Since January 2011, Santorini has shown some signs of a volcanic reawakening(d).
In September 2013 studies revealed(f) what may be the location of the largest volcano ever to have erupted on our planet. It would have been the size of the British Isles and situated underwater in the northwest Pacific and known as Tamu Massif. It would have rivalled the Olympus Mons on Mars, but fortunately, has been dormant for 140 million years.
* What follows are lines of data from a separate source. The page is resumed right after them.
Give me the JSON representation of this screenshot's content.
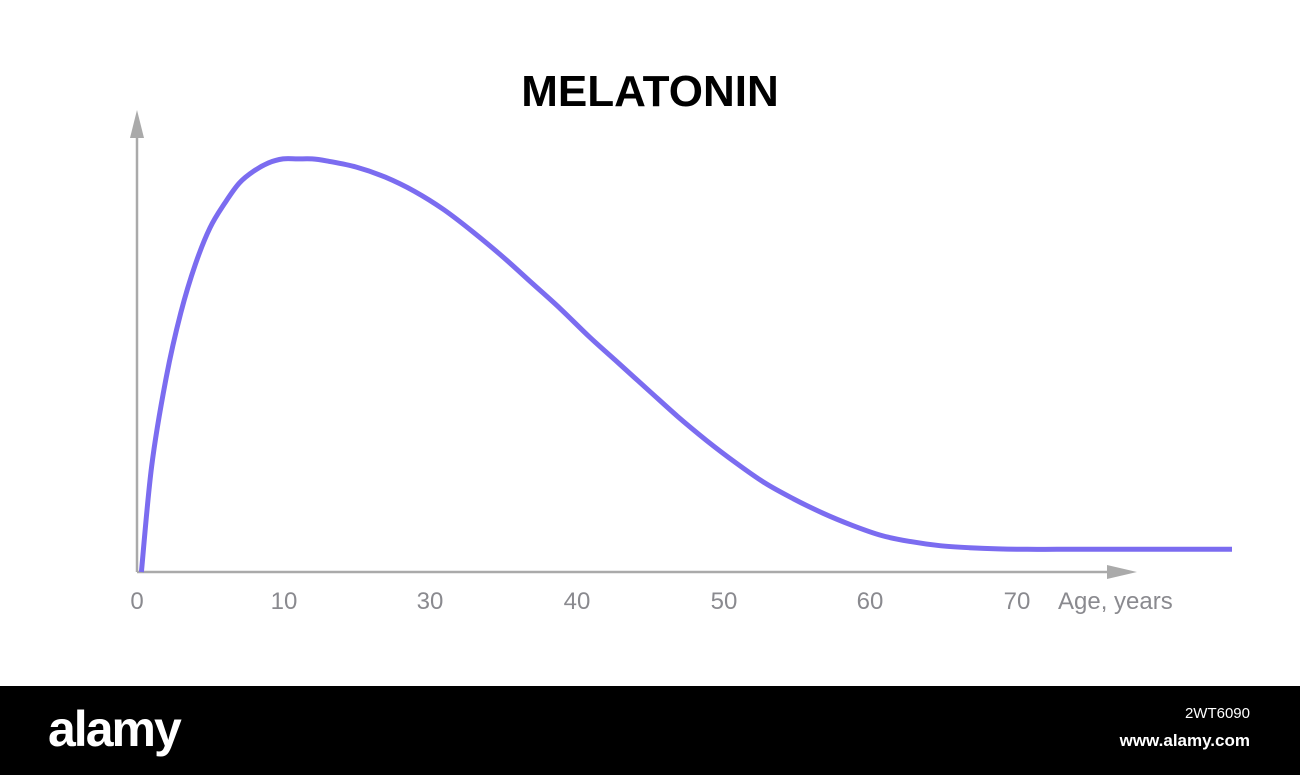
{
  "chart_data": {
    "type": "line",
    "title": "MELATONIN",
    "xlabel": "Age, years",
    "ylabel": "",
    "x_ticks": [
      0,
      10,
      30,
      40,
      50,
      60,
      70
    ],
    "tick_labels": [
      "0",
      "10",
      "30",
      "40",
      "50",
      "60",
      "70"
    ],
    "xlim": [
      0,
      75
    ],
    "ylim": [
      0,
      1.12
    ],
    "grid": false,
    "series": [
      {
        "color": "#7b6cf0",
        "x": [
          0.3,
          1,
          2,
          3,
          4,
          5,
          6,
          7,
          8,
          9,
          10,
          11,
          12,
          13,
          15,
          17,
          19,
          21,
          23,
          25,
          27,
          29,
          31,
          33,
          35,
          37,
          39,
          41,
          43,
          45,
          47,
          49,
          51,
          53,
          55,
          57,
          59,
          61,
          63,
          66,
          70,
          75
        ],
        "y": [
          0.0,
          0.26,
          0.48,
          0.64,
          0.76,
          0.85,
          0.91,
          0.96,
          0.99,
          1.01,
          1.02,
          1.02,
          1.02,
          1.015,
          1.0,
          0.975,
          0.94,
          0.895,
          0.84,
          0.78,
          0.715,
          0.65,
          0.58,
          0.515,
          0.45,
          0.385,
          0.325,
          0.27,
          0.22,
          0.18,
          0.145,
          0.115,
          0.09,
          0.075,
          0.065,
          0.06,
          0.057,
          0.056,
          0.056,
          0.056,
          0.056,
          0.056
        ]
      }
    ]
  },
  "footer": {
    "logo": "alamy",
    "image_id": "2WT6090",
    "site": "www.alamy.com"
  },
  "colors": {
    "curve": "#7b6cf0",
    "axis": "#aaaaaa",
    "tick_text": "#8a8a8f",
    "footer_bg": "#000000"
  }
}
March 2014 saw a post on Dale Drinnon’s website(g) take the linkage between Atlantis and a volcano rather further with the suggestion that “the capital city of Atlantis in Plato’s description was built in the caldera of an extinct volcano and that many of the features of the description are volcanic in origin.The “Poseidon’ temple is the pyramidal volcanic neck, an erosional feature that stood out like a conical mound some hundreds of feet in diameter and possibly some hundreds of feet high on the outside. there was a tunnel bored through this aligned East and West, to allow the sunlight in at the beginning and the end of the day for certain rituals.”
In December 2014 a report from Princeton University revealed that a massive series of volcanic eruptions 66 million years ago can be aligned with the extinction of the dinosaurs and should be included as part of the cause of that extinction along with the Yucatan meteorite impact(h).>However, in February 2021, a report from Harvard proposed that the Yucatan impactor was a comet rather than an asteroid or meteor(s).<
In 2009, it was reported(q) that another example of contemporaneous meteorite impact and flood volcanism was identified in Belarus.
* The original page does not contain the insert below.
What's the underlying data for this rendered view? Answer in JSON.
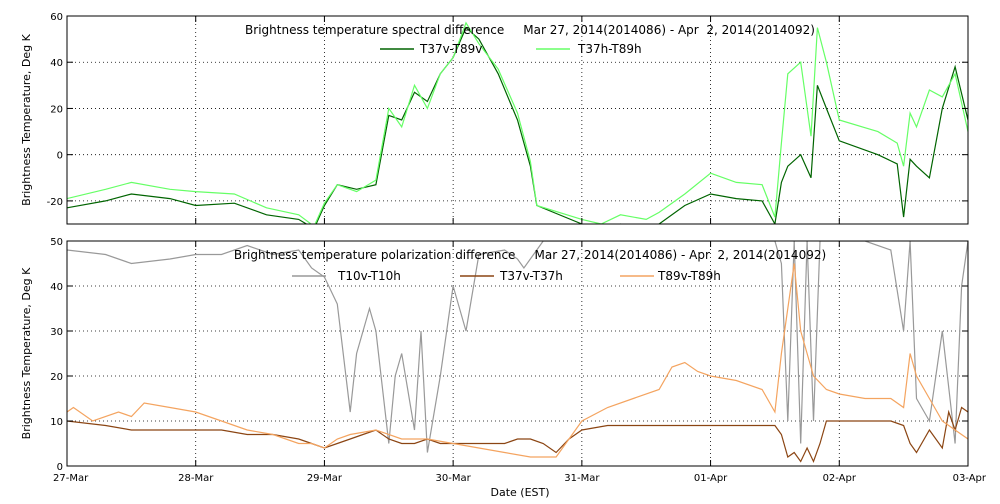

The Laki volcano in Iceland erupted in 1783, killing 9,000 local people but more dramatically causing the Nile Valley population to be cut by a sixth, according to a study published by scientists at Rutgers, The State University of New Jersey. “The study is the first to conclusively establish the linkage between high-latitude eruptions and the water supply in North Africa”(j).
A 2015 report(k) suggests that a series of North American volcanic eruptions in 536 AD had such a detrimental effect on the climate of Europe that contributed to the demise of the Roman Empire.
Furthermore, there is now evidence(m) that the eruption of El Chicon volcano in Southern Mexico around 540 AD led to the disruption of the Maya civilisation. Can there be a connection between these two events? In 2020, it was reported that the massive Tierra Blanca Joven eruption of the Ilopango volcano in El Salvador had been accurately dated to within a year or two of 431 AD, which also devastated Maya communities within an eighty kilometre radius(r).
However, David Keys in his book, Catastrophe, has proposed that a massive eruption of Krakatoa around 535 AD caused disruption on a global scale. Matthew Toohey from the GEOMAR Helmholtz Centre for Ocean Research in Kiel, Germany, has suggested the possibility of a double event involving both El Chicon and Krakatoa!
Recently the longest (1,200 miles) continental volcano chain was identified in Australia(l).
The BBC reported(n) in 2016 that “Deep-sea volcanoes are so remote, until recently we did not even know they existed” and although “We do not see them erupt, yet more than half of the Earth’s crust can be attributed to their dramatic explosions” and “In fact, the mid-ocean ridges form the largest volcanic systems on Earth. But as they are largely hidden from sight, they have long remained elusive.”
In July 2017, the BBC offered an interesting article on the potential ongoing threat from supervolcanoes around our globe(p) and the inevitability of a future eruption.